The American Thyroid Association has presented us with statistics about the impact of Thyroid Disease:
- Approximately 20 million Americans have some form of thyroid disease.
- Up to 60 percent of those with thyroid disease are unaware of their condition.
- Undiagnosed thyroid disease may put patients at risk for certain serious conditions, such as cardiovascular diseases, osteoporosis and infertility.
- Pregnant women with undiagnosed or inadequately treated hypothyroidism have an increased risk of miscarriage, preterm delivery, and severe developmental problems in their children.
- Women are five to eight times more likely than men to have thyroid problems.
- One woman in eight will develop a thyroid disorder during her lifetime.
- More than 12 percent of the U.S. population will develop a thyroid condition during their lifetime.

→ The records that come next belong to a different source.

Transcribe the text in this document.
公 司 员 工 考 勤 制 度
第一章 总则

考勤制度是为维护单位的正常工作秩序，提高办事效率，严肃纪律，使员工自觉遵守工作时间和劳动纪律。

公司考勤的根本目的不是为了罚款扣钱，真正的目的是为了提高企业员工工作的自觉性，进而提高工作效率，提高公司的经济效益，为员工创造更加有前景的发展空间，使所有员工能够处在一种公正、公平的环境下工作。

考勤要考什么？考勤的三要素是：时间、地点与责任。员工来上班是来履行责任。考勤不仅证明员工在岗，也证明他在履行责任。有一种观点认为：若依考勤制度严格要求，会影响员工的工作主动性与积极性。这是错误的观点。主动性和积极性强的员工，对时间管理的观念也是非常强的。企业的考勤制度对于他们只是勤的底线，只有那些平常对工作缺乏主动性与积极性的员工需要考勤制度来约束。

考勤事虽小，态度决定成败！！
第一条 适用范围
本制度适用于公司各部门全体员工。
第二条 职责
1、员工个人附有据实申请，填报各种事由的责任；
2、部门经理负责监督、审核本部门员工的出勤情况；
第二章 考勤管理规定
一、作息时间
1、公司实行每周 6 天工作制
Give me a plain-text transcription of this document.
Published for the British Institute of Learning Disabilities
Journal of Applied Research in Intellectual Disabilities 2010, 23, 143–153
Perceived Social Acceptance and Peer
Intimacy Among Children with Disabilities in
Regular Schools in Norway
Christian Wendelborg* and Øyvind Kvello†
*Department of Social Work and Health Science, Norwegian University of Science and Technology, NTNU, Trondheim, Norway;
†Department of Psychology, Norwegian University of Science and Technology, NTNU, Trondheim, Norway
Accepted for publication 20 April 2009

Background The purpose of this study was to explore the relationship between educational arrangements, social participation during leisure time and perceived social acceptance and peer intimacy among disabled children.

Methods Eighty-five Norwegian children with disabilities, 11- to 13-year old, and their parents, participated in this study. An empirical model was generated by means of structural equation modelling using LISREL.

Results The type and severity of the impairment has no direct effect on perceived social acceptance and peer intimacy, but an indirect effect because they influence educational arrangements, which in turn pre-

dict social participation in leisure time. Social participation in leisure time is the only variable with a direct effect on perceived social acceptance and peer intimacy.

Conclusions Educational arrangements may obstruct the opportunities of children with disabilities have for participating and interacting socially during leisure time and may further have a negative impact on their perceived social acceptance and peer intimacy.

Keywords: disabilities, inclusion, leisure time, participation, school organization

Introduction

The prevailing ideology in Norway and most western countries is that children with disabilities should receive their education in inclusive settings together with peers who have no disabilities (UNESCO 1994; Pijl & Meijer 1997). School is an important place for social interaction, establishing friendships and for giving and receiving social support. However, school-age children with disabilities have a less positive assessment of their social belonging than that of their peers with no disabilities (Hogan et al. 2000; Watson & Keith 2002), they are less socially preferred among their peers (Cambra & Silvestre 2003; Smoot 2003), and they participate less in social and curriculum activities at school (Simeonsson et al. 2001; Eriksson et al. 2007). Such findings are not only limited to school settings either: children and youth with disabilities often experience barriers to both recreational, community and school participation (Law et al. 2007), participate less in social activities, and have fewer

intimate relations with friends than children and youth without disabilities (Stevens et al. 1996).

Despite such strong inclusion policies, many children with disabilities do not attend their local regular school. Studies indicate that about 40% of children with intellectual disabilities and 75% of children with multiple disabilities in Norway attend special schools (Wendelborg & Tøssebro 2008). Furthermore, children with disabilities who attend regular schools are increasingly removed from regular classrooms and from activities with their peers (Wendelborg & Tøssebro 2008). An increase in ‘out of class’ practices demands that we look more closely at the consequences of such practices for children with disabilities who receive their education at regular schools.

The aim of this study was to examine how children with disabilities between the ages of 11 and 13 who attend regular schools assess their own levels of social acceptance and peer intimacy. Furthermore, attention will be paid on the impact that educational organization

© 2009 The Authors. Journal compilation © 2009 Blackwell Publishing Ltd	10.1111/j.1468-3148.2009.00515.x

Although this ailment is a life-long condition, with the proper medical attention it can be managed very well. Also, the majority of thyroid cancers respond very well to treatment and only a small percentage are aggressive.
The Thyroid Gland
Therefore, the thyroid gland produces hormones that regulate your body’s metabolism. Thus, if it stops working properly, your body will spiral out of control.
The thyroid gland is located in the middle of your lower neck and although is relatively small, the hormones it produces have a great influence on every cell, tissue, and organs in your body.
In cases when your thyroid gland does not produce enough thyroid hormones (medically termed hypothyroidism) you may experience:
- Weight gain
When the reverse is happening, as in your gland is producing more thyroid hormone than is needed (condition called hyperthyroidism) then your symptoms can include:
- Muscle weakness
- Unexplained weight loss
- Sleep disturbances
- Vision problems
- Eye irritation
Another type of hyperthyroidism is Graves’ disease, but that is a genetic autoimmune disorder that is estimated to affect one percent of the population.
Furthermore, if you observe that the area on your neck, under your chin appears larger. This could be a sign of thyroid (goiter), which means that your thyroid glands are larger than normal.
What you need to keep in mind is to always get regular checkups, because you can prevent and treat a lot of illnesses far easier at their beginning than after they’ve taken over your body.
Your health is in your hands, take great care of it and listen to your body!